Pelatih harus bisa memberi pengertian keada orang tua yang seringkali selalu
ingin melihat anaknya terus bermain, bahkan ketika kondisinya sedang tidak fit.
Tidak kalah penting, pelatih juga harus bisa menghindari sikap ‘menerima
pemain titipan’ demi keuntungan pribadi.

Selain itu, pelatih harus membangun cara pandang bahwa dalam pembinaan usia
muda, kemenangan dan gelar juara bukanlah yang tepenting (apalagi cuma
sekedar gelar untuk SSB-nya). Tujuan utama pembinaan usia muda adalah terus
mengasah kemampuan fisik, teknik, dan mental anak-anak muda harapan bangsa
hingga akhirnya mereka menjadi pemain profesional, bukan memenangkan gelar
juara di usia muda. Jika meraih gelar, itu adalah bonus saja. Namun jangan
sampai memaksakan mereka untuk harus menang sehingga mengabaikan masa
depan anak-anak muda tersebut. Apalah arti menang di kejuaraan junior namun
ujung-ujungnya cedera dan harus mengubur mimpi menjadi pemain profesional?

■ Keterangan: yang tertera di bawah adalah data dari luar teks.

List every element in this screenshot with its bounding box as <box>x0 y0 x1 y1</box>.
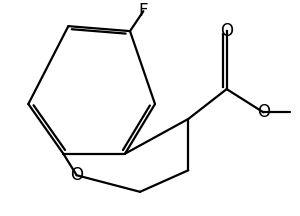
Text: O: O <box>220 22 233 40</box>
Text: O: O <box>70 166 83 184</box>
Text: O: O <box>257 103 270 121</box>
Text: F: F <box>139 2 148 20</box>
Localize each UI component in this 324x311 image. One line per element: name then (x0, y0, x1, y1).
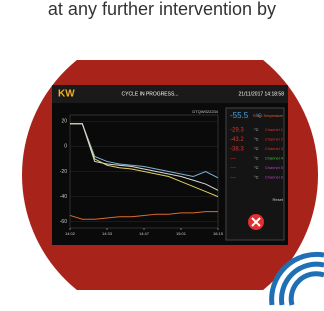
channel-name: Channel 1 (265, 127, 284, 132)
y-tick-label: -40 (60, 194, 67, 200)
channel-name: Channel 4 (265, 156, 284, 161)
channel-value: --- (230, 175, 236, 181)
caption: at any further intervention by (48, 0, 276, 19)
x-tick-label: 14:47 (139, 231, 150, 236)
y-tick-label: -20 (60, 169, 67, 175)
channel-unit: °C (254, 165, 259, 170)
channel-unit: °C (254, 175, 259, 180)
channel-name: Channel 6 (265, 175, 284, 180)
channel-value: -38.3 (230, 147, 244, 153)
y-tick-label: 0 (64, 144, 67, 150)
datetime: 21/11/2017 14:18:58 (238, 91, 284, 97)
logo: KW (58, 89, 75, 100)
x-tick-label: 16:15 (213, 231, 224, 236)
x-tick-label: 15:01 (176, 231, 187, 236)
y-tick-label: 20 (61, 119, 67, 125)
channel-unit: °C (254, 156, 259, 161)
x-tick-label: 14:33 (102, 231, 113, 236)
photo: at any further intervention by KW CYCLE I… (0, 0, 324, 311)
serial: DTQW022234 (192, 109, 218, 114)
channel-unit: °C (254, 127, 259, 132)
channel-value: --- (230, 156, 236, 162)
channel-unit: °C (254, 146, 259, 151)
main-label: Room Temperature (253, 114, 283, 118)
x-tick-label: 14:02 (65, 231, 76, 236)
channel-value: --- (230, 166, 236, 172)
reset-label: Reset (273, 197, 284, 202)
channel-name: Channel 5 (265, 165, 284, 170)
main-value: -55.5 (230, 111, 249, 120)
channel-name: Channel 2 (265, 137, 284, 142)
y-tick-label: -60 (60, 219, 67, 225)
channel-value: -43.2 (230, 137, 244, 143)
status: CYCLE IN PROGRESS... (122, 91, 179, 97)
channel-unit: °C (254, 137, 259, 142)
channel-value: -29.3 (230, 128, 244, 134)
channel-name: Channel 3 (265, 146, 284, 151)
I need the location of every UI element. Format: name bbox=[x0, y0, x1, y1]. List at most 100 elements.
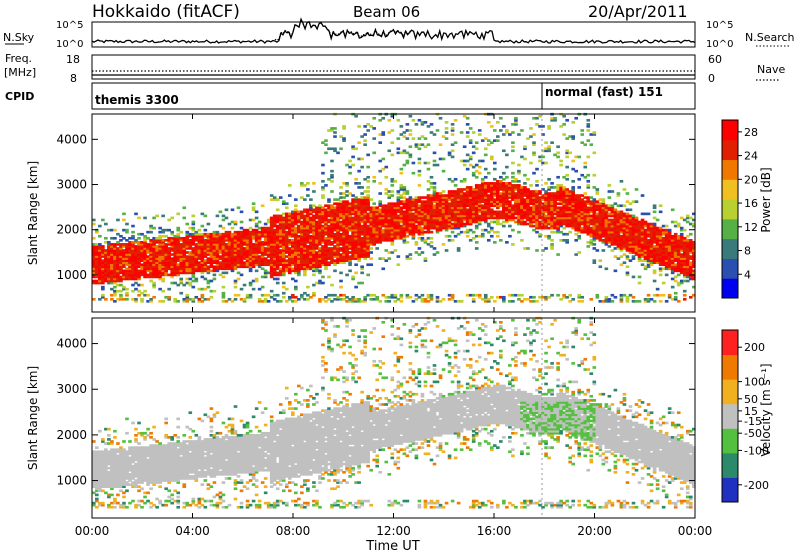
power-cell bbox=[408, 257, 413, 260]
power-cell bbox=[233, 281, 238, 285]
power-cell bbox=[269, 226, 274, 230]
power-cell bbox=[275, 271, 280, 275]
power-cell bbox=[327, 232, 331, 236]
power-cell bbox=[586, 123, 591, 126]
power-cell bbox=[284, 269, 289, 273]
power-cell bbox=[417, 118, 422, 122]
power-cell bbox=[384, 208, 389, 212]
power-cell bbox=[131, 245, 135, 248]
power-cell bbox=[116, 249, 120, 252]
power-cell bbox=[351, 194, 355, 197]
power-cell bbox=[107, 251, 111, 254]
power-cell bbox=[212, 267, 217, 271]
power-cell bbox=[366, 241, 370, 244]
power-cell bbox=[149, 224, 153, 228]
power-cell bbox=[179, 263, 184, 267]
power-cell bbox=[327, 214, 331, 218]
power-cell bbox=[287, 224, 292, 228]
power-cell bbox=[420, 220, 425, 224]
power-cell bbox=[134, 273, 138, 277]
power-cell bbox=[571, 186, 575, 189]
power-cell bbox=[92, 261, 96, 265]
power-cell bbox=[98, 261, 102, 265]
power-cell bbox=[275, 245, 280, 248]
power-cell bbox=[303, 222, 307, 226]
power-cell bbox=[354, 297, 358, 301]
power-cell bbox=[432, 151, 437, 155]
power-cell bbox=[336, 249, 340, 252]
power-cell bbox=[119, 269, 123, 273]
power-cell bbox=[245, 257, 250, 260]
power-cell bbox=[333, 253, 337, 256]
power-cell bbox=[245, 251, 250, 254]
power-cell bbox=[161, 230, 165, 234]
power-cell bbox=[251, 247, 256, 250]
power-cell bbox=[411, 212, 416, 216]
power-cell bbox=[423, 210, 428, 214]
power-cell bbox=[101, 281, 105, 285]
power-cell bbox=[441, 196, 446, 199]
power-cell bbox=[345, 200, 349, 203]
power-cell bbox=[236, 206, 241, 210]
power-cell bbox=[333, 202, 337, 206]
power-cell bbox=[456, 210, 461, 214]
power-cell bbox=[429, 230, 434, 234]
power-cell bbox=[462, 210, 467, 214]
power-cell bbox=[378, 214, 383, 218]
power-cell bbox=[474, 226, 479, 230]
power-cell bbox=[275, 243, 280, 246]
power-cell bbox=[339, 214, 343, 218]
power-cell bbox=[468, 163, 473, 167]
power-cell bbox=[212, 251, 217, 254]
power-cell bbox=[272, 241, 277, 244]
power-cell bbox=[315, 257, 319, 260]
power-cell bbox=[402, 204, 407, 208]
power-cell bbox=[303, 273, 307, 277]
power-cell bbox=[233, 247, 238, 250]
power-cell bbox=[140, 269, 144, 273]
power-cell bbox=[185, 259, 190, 262]
power-cell bbox=[315, 226, 319, 230]
power-cell bbox=[471, 131, 476, 134]
power-cell bbox=[143, 249, 147, 252]
power-cell bbox=[366, 247, 370, 250]
power-cell bbox=[260, 253, 265, 256]
power-cell bbox=[348, 171, 352, 175]
power-cell bbox=[306, 253, 310, 256]
power-cell bbox=[221, 241, 226, 244]
power-cell bbox=[233, 253, 238, 256]
power-cell bbox=[197, 255, 202, 258]
power-cell bbox=[275, 218, 280, 222]
power-cell bbox=[149, 245, 153, 248]
power-cell bbox=[306, 267, 310, 271]
power-cell bbox=[161, 251, 165, 254]
power-cell bbox=[357, 234, 361, 238]
power-cell bbox=[179, 267, 184, 271]
power-cell bbox=[92, 243, 96, 246]
power-cell bbox=[438, 226, 443, 230]
power-cell bbox=[441, 214, 446, 218]
power-cell bbox=[381, 116, 386, 120]
power-cell bbox=[330, 180, 334, 183]
power-cell bbox=[336, 212, 340, 216]
power-cell bbox=[447, 214, 452, 218]
power-cell bbox=[272, 255, 277, 258]
power-cell bbox=[200, 300, 205, 303]
power-cell bbox=[101, 275, 105, 279]
power-cell bbox=[423, 241, 428, 244]
power-cell bbox=[577, 186, 582, 189]
power-cell bbox=[414, 226, 419, 230]
power-cell bbox=[128, 257, 132, 260]
power-cell bbox=[426, 222, 431, 226]
power-cell bbox=[417, 184, 422, 187]
power-cell bbox=[182, 297, 187, 301]
power-cell bbox=[221, 253, 226, 256]
power-cell bbox=[236, 234, 241, 238]
power-cell bbox=[113, 255, 117, 258]
power-cell bbox=[158, 300, 162, 303]
power-cell bbox=[113, 245, 117, 248]
power-cell bbox=[348, 224, 352, 228]
power-cell bbox=[107, 267, 111, 271]
power-cell bbox=[417, 161, 422, 165]
power-cell bbox=[254, 236, 259, 240]
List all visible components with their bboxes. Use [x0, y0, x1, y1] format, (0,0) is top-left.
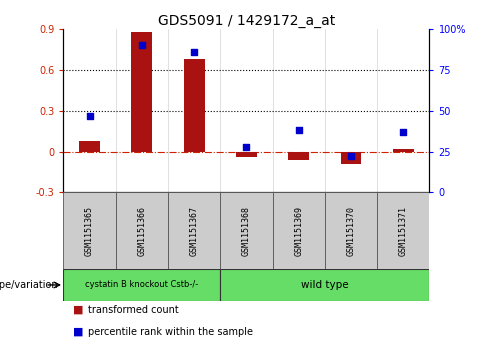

Semuanya dimulai dengan mengubah pola pikir kita masing-masing untuk
membangun sepak bola Indonesia, khususnya di pembinaan usia dini. Jelas
terlihat bahwa kita semua masih harus bekerja keras dalam membangun sepak
bola nasional, terlebih masalah mindset ini pun nampaknya masih saling
berbenturan dalam tubuh PSSI selaku penggerak roda sepak bola negeri ini.